WHEN I BECAME a vegetarian in middle school, my parents put up with my dietary special needs on the condition that I learned to cook for myself. Enter Mollie Katzen's Enchanted Broccoli Forest, the cookbook that kept me alive for the next decade. So I mean no disrespect to Katzen and her brand of hippie-inflected vegetarianism when I say that I never, ever need to see another recipe for marinated tofu in my life.

In the past few years, there's been an absolute explosion of vegetable-focused cookbooks. Some are written by vegetarians and vegans and some aren't, but all focus on showcasing fresh vegetables in ways that absolutely overturn the notion that vegetarian cooking has to be dreary, healthy, or laden with meat substitutes.

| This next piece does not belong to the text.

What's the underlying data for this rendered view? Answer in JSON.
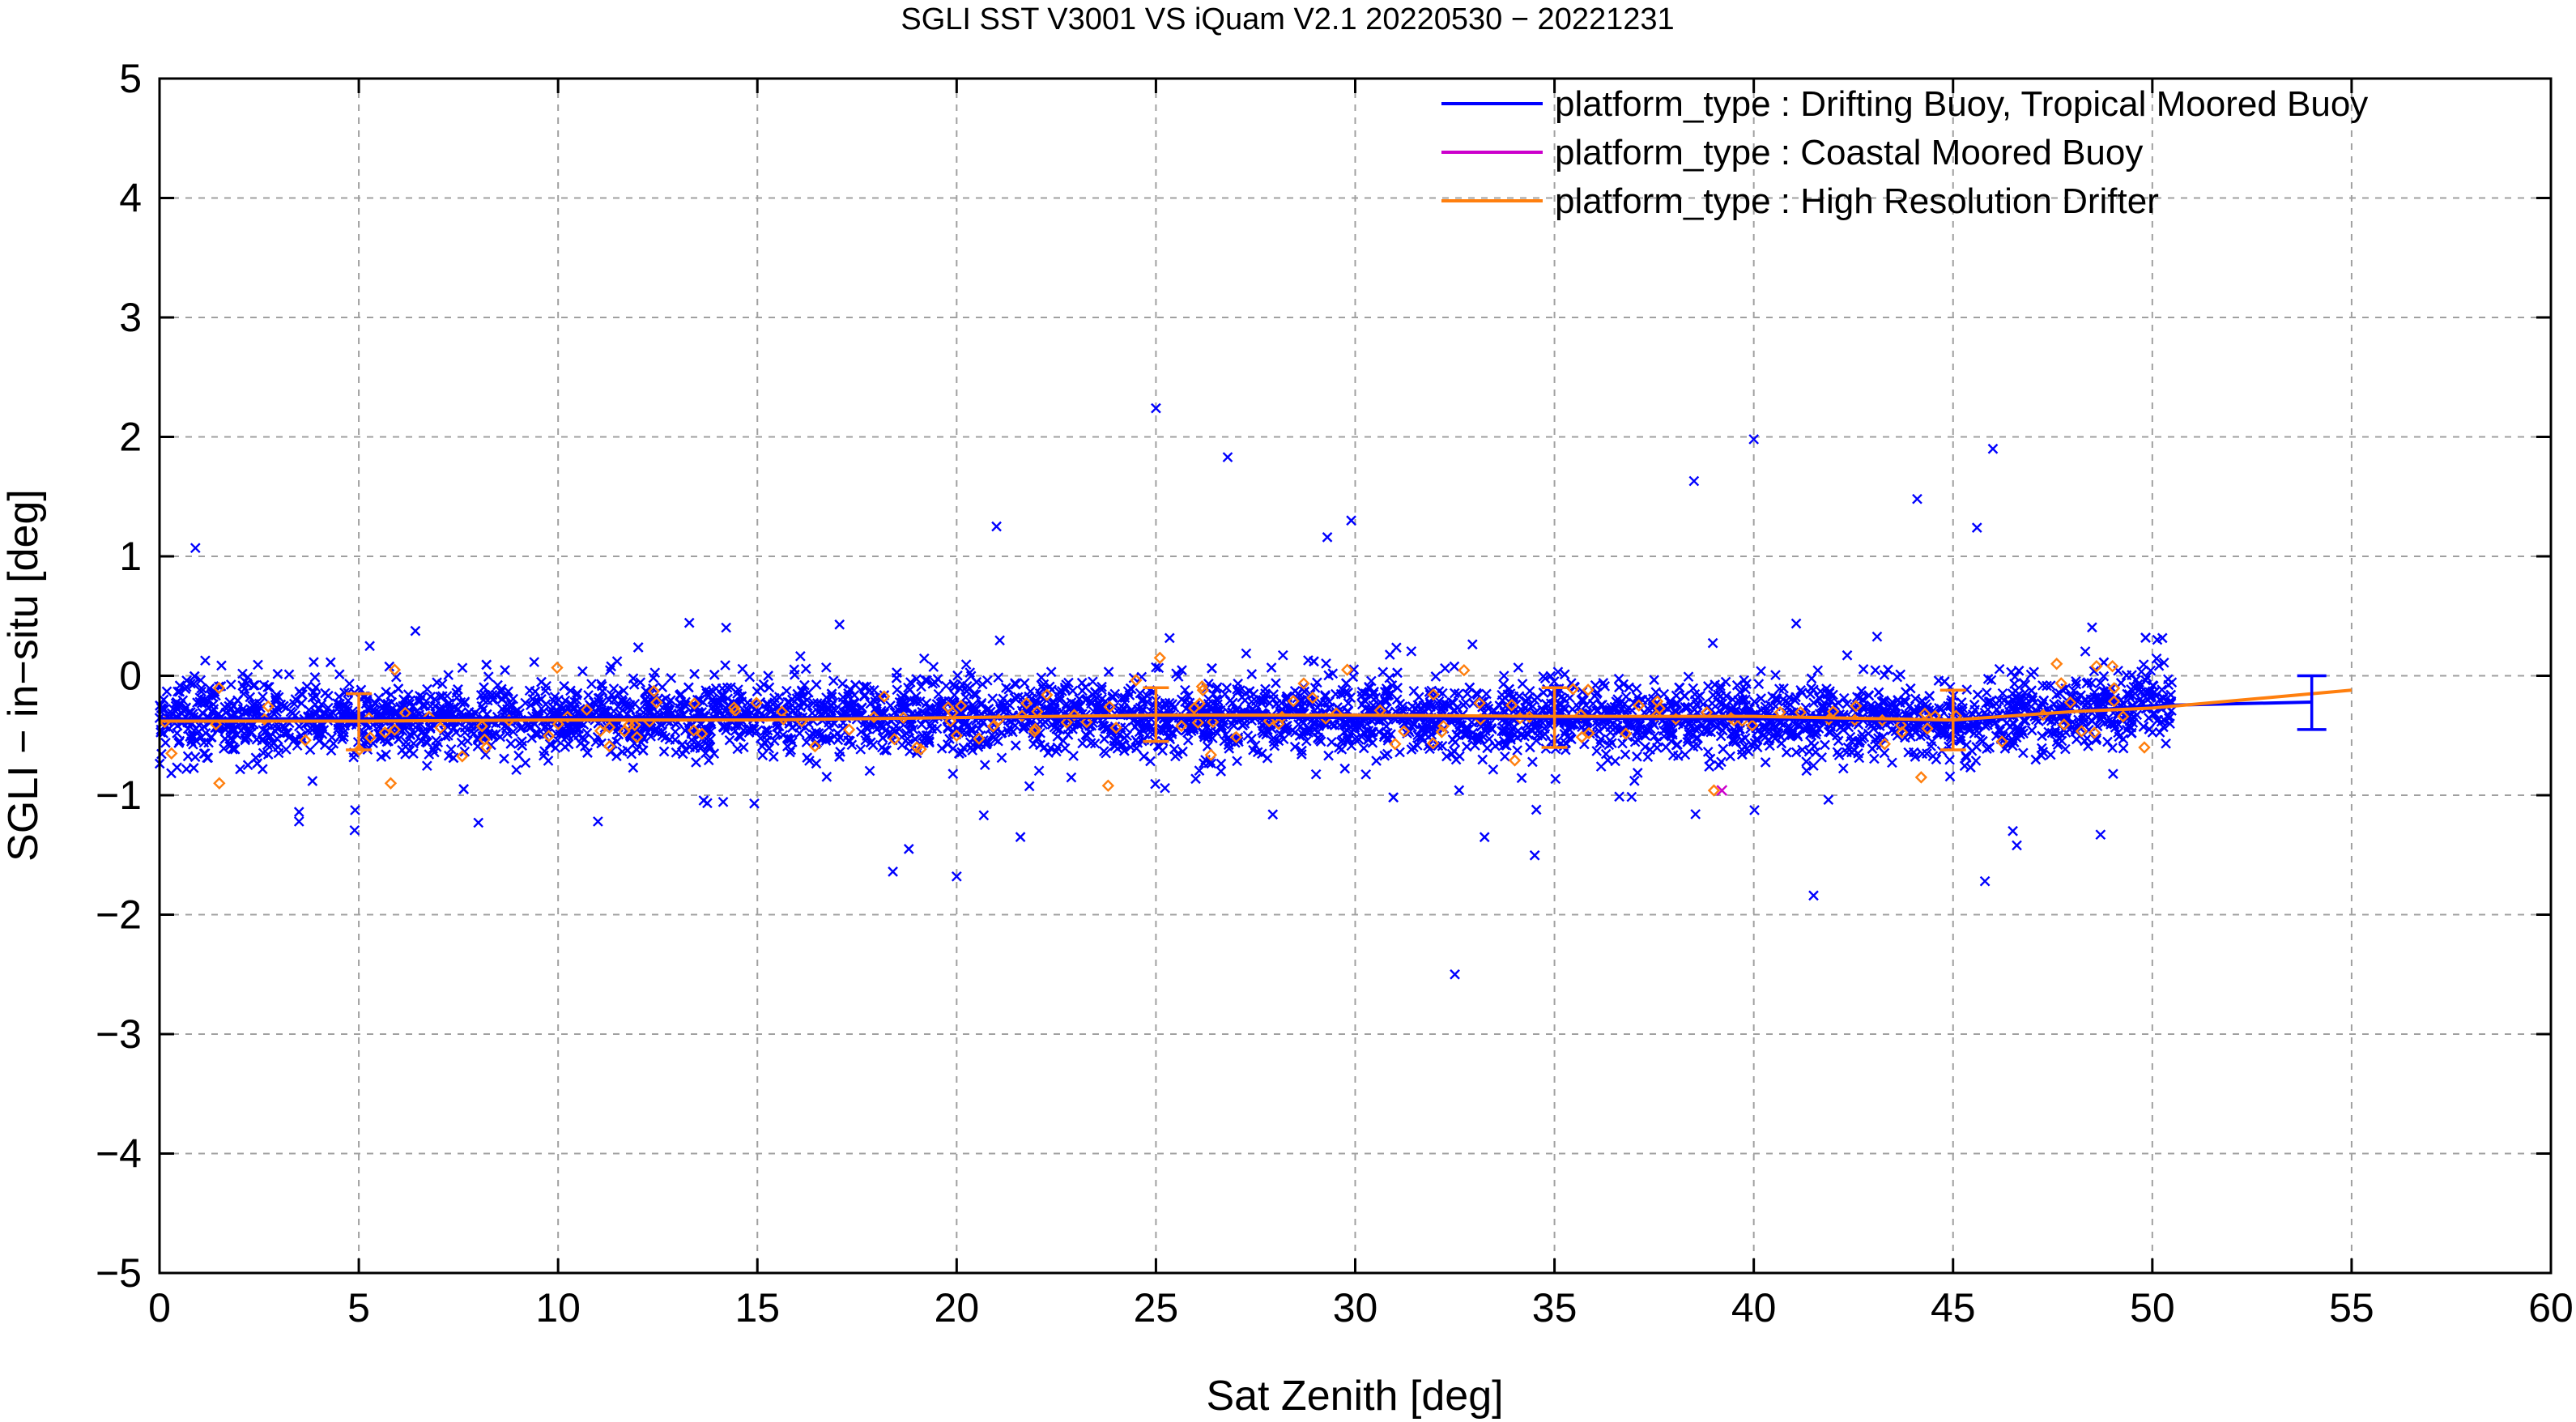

I've cooked recipes from all of the books on this list, and they're listed in order of most used to least used in my kitchen.


by Yotam Ottolenghi

The Israel-born and London-based Ottolenghi isn't a vegetarian—he just really likes vegetables. Take, for example, an extremely simple recipe for a vegetable "mixed grill" tossed in a parsley sauce—it's quite possibly the most interesting thing anyone's ever done with a carrot. (In the kitchen.) Bright flavors abound, as well as yogurt and tahini sauces; citrus, cilantro, and garlic show up often. Beginning cooks might be a bit put off by some of the techniques required (are you comfortable blackening an eggplant under a broiler? You'll be fine, if so.), but this is one of the most consistently rewarding cookbooks I own. If you only make his fresh-corn polenta with eggplant sauce, you will be glad you bought this book. Let me just repeat that: polenta. With fresh. Corn.

River Cottage Veg

by Hugh Fearnley-Whittingstall

A household name in the UK, known for a farm-to-table sensibility that's showcased at a working farm where he slaughters his own animals, Fearnley-Whittingstall isn't exactly the poster child for vegetarianism, either—but he knows how to work a vegetable. River Cottage Veg is a chatty, good-humored guide that keeps its expectations low and gets consistently good results. This is an incredibly practical cookbook, full of ways to simplify evening meals and brown-bag lunches without sacrificing flavor or quality—I'd recommend it to anyone looking to save money by cooking at home more often. The recipe for homemade Cup o'Noodles alone is a life-changer.

Vegetable Literacy

by Deborah Madison

From one of the most trusted names in vegetarian cookbookery, the veggie-focused Vegetable Literacy is part cookbook and part gardening/botanical guide. Madison steps out of the kitchen to consider vegetables in a seasonal, gardening context, and then steps back into the kitchen to explain, with utter authority, the best way to roast an artichoke, why you shouldn't cook peas in a pressure cooker, and how to make a mustard butter you will soon be eating on everything. (If you're looking for an everyday cookbook, Madison just released a revised version of her encyclopedic classic Vegetarian Cooking for Everyone. I spent $40 on this book while broke as fuck in college and never regretted it.)

Lust for Leaf

by Alex Brown and Evan George

These two beer-guzzling, pot-smoking bloggers from LA also happen to be some of the most interesting vegetarian chefs working today. I'm pretty sure their MO as chefs is "get wasted and invent new foods and then eat the foods while still pretty wasted." This cookbook would be insufferable if the recipes weren't so excellent—not to mention mind-bogglingly creative. (Have you ever wanted to make your own NyQuil? Why not?) It's summer-party themed, which means tacos with jackfruit carnitas, corn on the cob loaded with spices and cheese, spicy kale slaw, homemade veggie dogs... and a beer pairing with each recipe, natch.

Dirt Candy

by Amanda Cohen and Ryan Dunlavey

Amanda Cohen is owner/chef of tiny Manhattan restaurant Dirt Candy, and her motto is blunt: "Anyone can cook a hamburger, but leave the vegetables to the professionals." Dirt Candy is half comics-form memoir, half illustrated cookbook, and 100 percent no-nonsense in its emphasis on the practical aspects of home and restaurant cooking. (Also, kimchee doughnuts.) I don't find myself cooking out of this one too often—it's definitely a special-occasions, impress-your-friends-with-something-weird kind of book—but the memoir portion of the book is a great read, especially for its back-of-the-house window into the restaurant world.